What are some goals you can have for freelance content?
Do you want to:
Get more email list signups
Raise awareness for events
Get your audience excited about a book launch
Inspire your readers to believe in themselves
Increase page views on your website
Entice your readers to follow you on social media
Whatever your goals are, they will help you utilize freelance content because you will have a purpose for each piece of content you want to produce.
Each content piece you produce can have a different goal in mind, just make sure that you let the freelancer know what that goal is.
Understand Your Target Audience
Bottom line: You will speak to a millennial in their freshman year of college differently than you would talk to a senior level executive.
Different people respond to text and messages differently.
This is why I have a different voice when I speak over on my millennial lifestyle blog The Happy Arkansan than the voice I use here on Amanda Cross Co.
If you understand your target audience, you can speak directly to them.
Here are some questions you might want to ask yourself about your target audience. What:
Do they do for a living?
Is their highest education level?
Do they like to do for fun?
Social media networks do they frequent?
Is their gender, race, age?
Kind of language do they use? (Simple, Complex, Jargon?)
Length of content are they most likely to read?
Are their favorite colors?
Music do they listen to?
Get to know them, understand them, and get your freelancer to create content that resonates with them.
Express What You Want From Your Content
Once you know your goals and your target market, you have to express that to your freelancer.

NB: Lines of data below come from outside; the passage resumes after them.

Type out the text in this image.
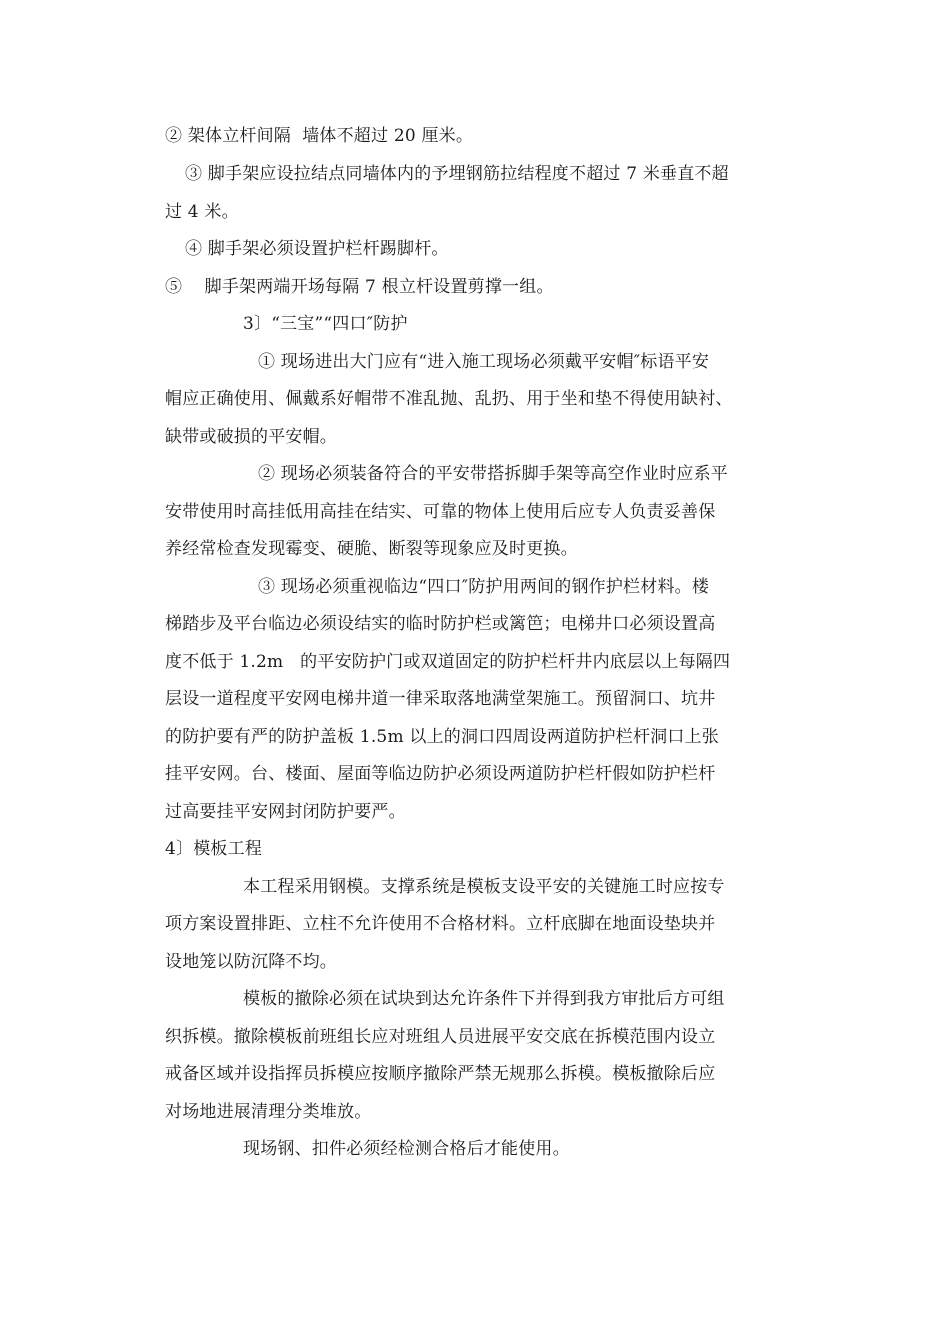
② 架体立杆间隔  墙体不超过 20 厘米。
③ 脚手架应设拉结点同墙体内的予埋钢筋拉结程度不超过 7 米垂直不超
过 4 米。
④ 脚手架必须设置护栏杆踢脚杆。
⑤    脚手架两端开场每隔 7 根立杆设置剪撑一组。
3〕“三宝”“四口″防护
① 现场进出大门应有“进入施工现场必须戴平安帽″标语平安
帽应正确使用、佩戴系好帽带不准乱抛、乱扔、用于坐和垫不得使用缺衬、
缺带或破损的平安帽。
② 现场必须装备符合的平安带搭拆脚手架等高空作业时应系平
安带使用时高挂低用高挂在结实、可靠的物体上使用后应专人负责妥善保
养经常检查发现霉变、硬脆、断裂等现象应及时更换。
③ 现场必须重视临边“四口″防护用两间的钢作护栏材料。楼
梯踏步及平台临边必须设结实的临时防护栏或篱笆；电梯井口必须设置高
度不低于 1.2m   的平安防护门或双道固定的防护栏杆井内底层以上每隔四
层设一道程度平安网电梯井道一律采取落地满堂架施工。预留洞口、坑井
的防护要有严的防护盖板 1.5m 以上的洞口四周设两道防护栏杆洞口上张
挂平安网。台、楼面、屋面等临边防护必须设两道防护栏杆假如防护栏杆
过高要挂平安网封闭防护要严。
4〕模板工程
本工程采用钢模。支撑系统是模板支设平安的关键施工时应按专
项方案设置排距、立柱不允许使用不合格材料。立杆底脚在地面设垫块并
设地笼以防沉降不均。
模板的撤除必须在试块到达允许条件下并得到我方审批后方可组
织拆模。撤除模板前班组长应对班组人员进展平安交底在拆模范围内设立
戒备区域并设指挥员拆模应按顺序撤除严禁无规那么拆模。模板撤除后应
对场地进展清理分类堆放。
现场钢、扣件必须经检测合格后才能使用。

If you want to utilize freelance content, your freelancer needs to know all of the information you have already decided on. Don't expect them to guess or read minds.

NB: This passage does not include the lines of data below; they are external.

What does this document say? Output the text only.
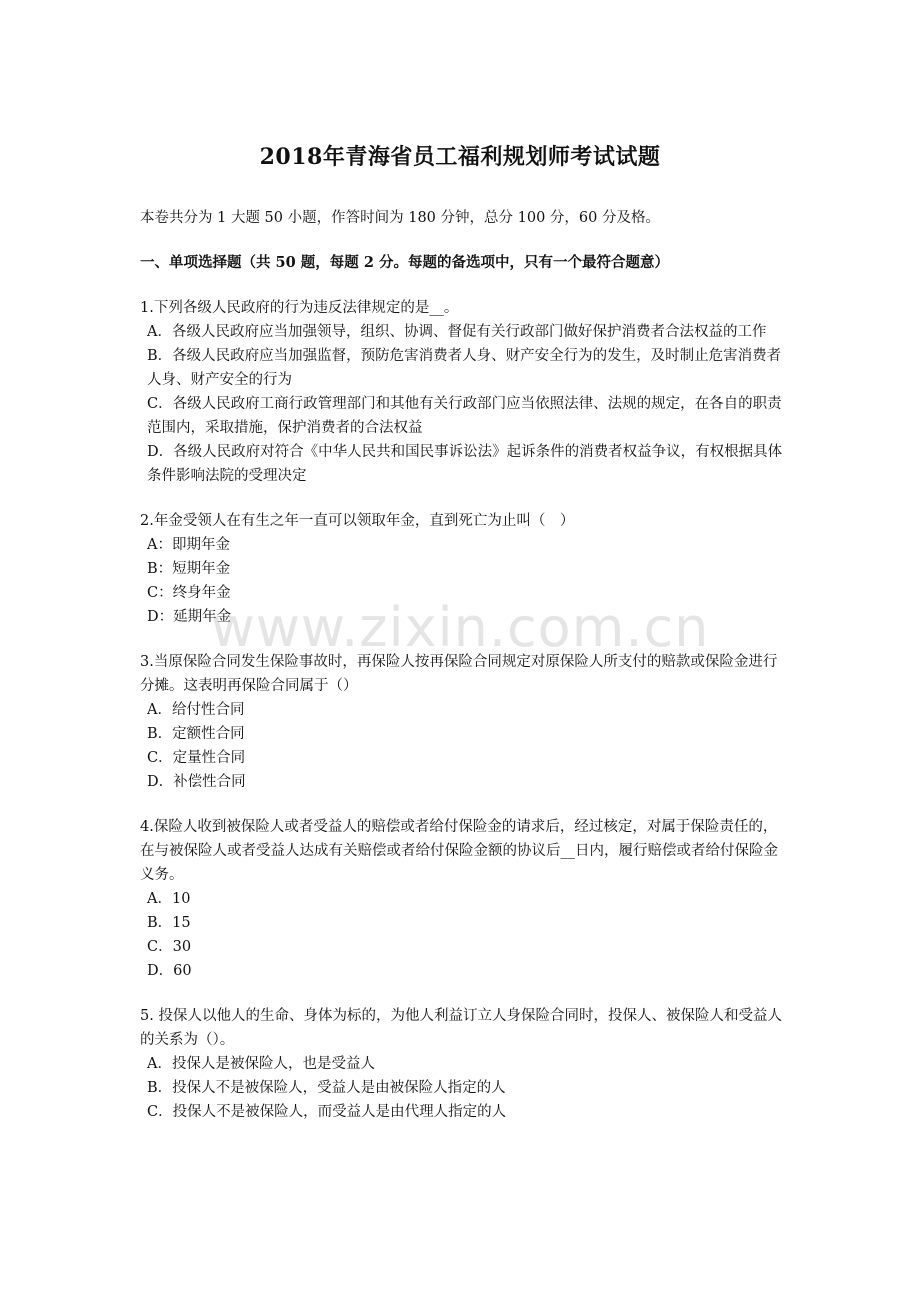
2018年青海省员工福利规划师考试试题

本卷共分为 1 大题 50 小题，作答时间为 180 分钟，总分 100 分，60 分及格。

一、单项选择题（共 50 题，每题 2 分。每题的备选项中，只有一个最符合题意）

1.下列各级人民政府的行为违反法律规定的是__。

A．各级人民政府应当加强领导，组织、协调、督促有关行政部门做好保护消费者合法权益的工作

B．各级人民政府应当加强监督，预防危害消费者人身、财产安全行为的发生，及时制止危害消费者人身、财产安全的行为

C．各级人民政府工商行政管理部门和其他有关行政部门应当依照法律、法规的规定，在各自的职责范围内，采取措施，保护消费者的合法权益

D．各级人民政府对符合《中华人民共和国民事诉讼法》起诉条件的消费者权益争议，有权根据具体条件影响法院的受理决定

2.年金受领人在有生之年一直可以领取年金，直到死亡为止叫（　）

A：即期年金

B：短期年金

C：终身年金

D：延期年金

3.当原保险合同发生保险事故时，再保险人按再保险合同规定对原保险人所支付的赔款或保险金进行分摊。这表明再保险合同属于（）

A．给付性合同

B．定额性合同

C．定量性合同

D．补偿性合同

4.保险人收到被保险人或者受益人的赔偿或者给付保险金的请求后，经过核定，对属于保险责任的，在与被保险人或者受益人达成有关赔偿或者给付保险金额的协议后__日内，履行赔偿或者给付保险金义务。

A．10

B．15

C．30

D．60

5. 投保人以他人的生命、身体为标的，为他人利益订立人身保险合同时，投保人、被保险人和受益人的关系为（）。

A．投保人是被保险人，也是受益人

B．投保人不是被保险人，受益人是由被保险人指定的人

C．投保人不是被保险人，而受益人是由代理人指定的人

www.zixin.com.cn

Be as specific as possible, even if it seems like you are explaining too much. I always like clients who are too prepared versus clients who give you less than a sentence and expect you to fill in the rest.
Write out your goals, your target audience, and a synopsis of the exact post you want to be written (unless, of course, you are letting the freelancer pick the topic.) Make sure your freelancer knows as much information about your target market and goals as you can tell them.
Be Open To Answering Any Questions
Even if you have written this robust freelancer brief, your freelancer may still have questions for you. You want to make sure that you are open to answering any questions they send your way. You can't expect to utilize freelance content if your freelancer can't get simple questions answered throughout the process. If they have questions, it's because they want to provide the best content possible for your company.
The Before Posting Work
You have done all the pre-work, gotten back an excellent piece of freelance content, and you are ready to post the blog. Now, we are going to focus on the before posting work so you can maximize any freelance blog post you get.
Create An Infographic For The Post
Infographics work magic for content. People love to share infographics, and they do exceptionally well on Pinterest.
For example, last year I worked with a company called Aventr. I wrote a post featuring ten employee engagement statistics for them, and the post was fantastic, but it didn't do well automatically. A few weeks later, Aventr created an infographic for the post. Today, this post has over 400+ shares on Pinterest.
Infographics are great for summing up your content and getting your website noticed. It's a simple trick that will help you utilize freelance content easily and effectively.
Format The Post In A Scannable Way
More than likely, your freelancer has already formatted their blog post in a scannable way, but if they haven't, you should go in and format the blog post.
People are busy, and as of Q4 2017, mobile makes up about 50% of website traffic worldwide.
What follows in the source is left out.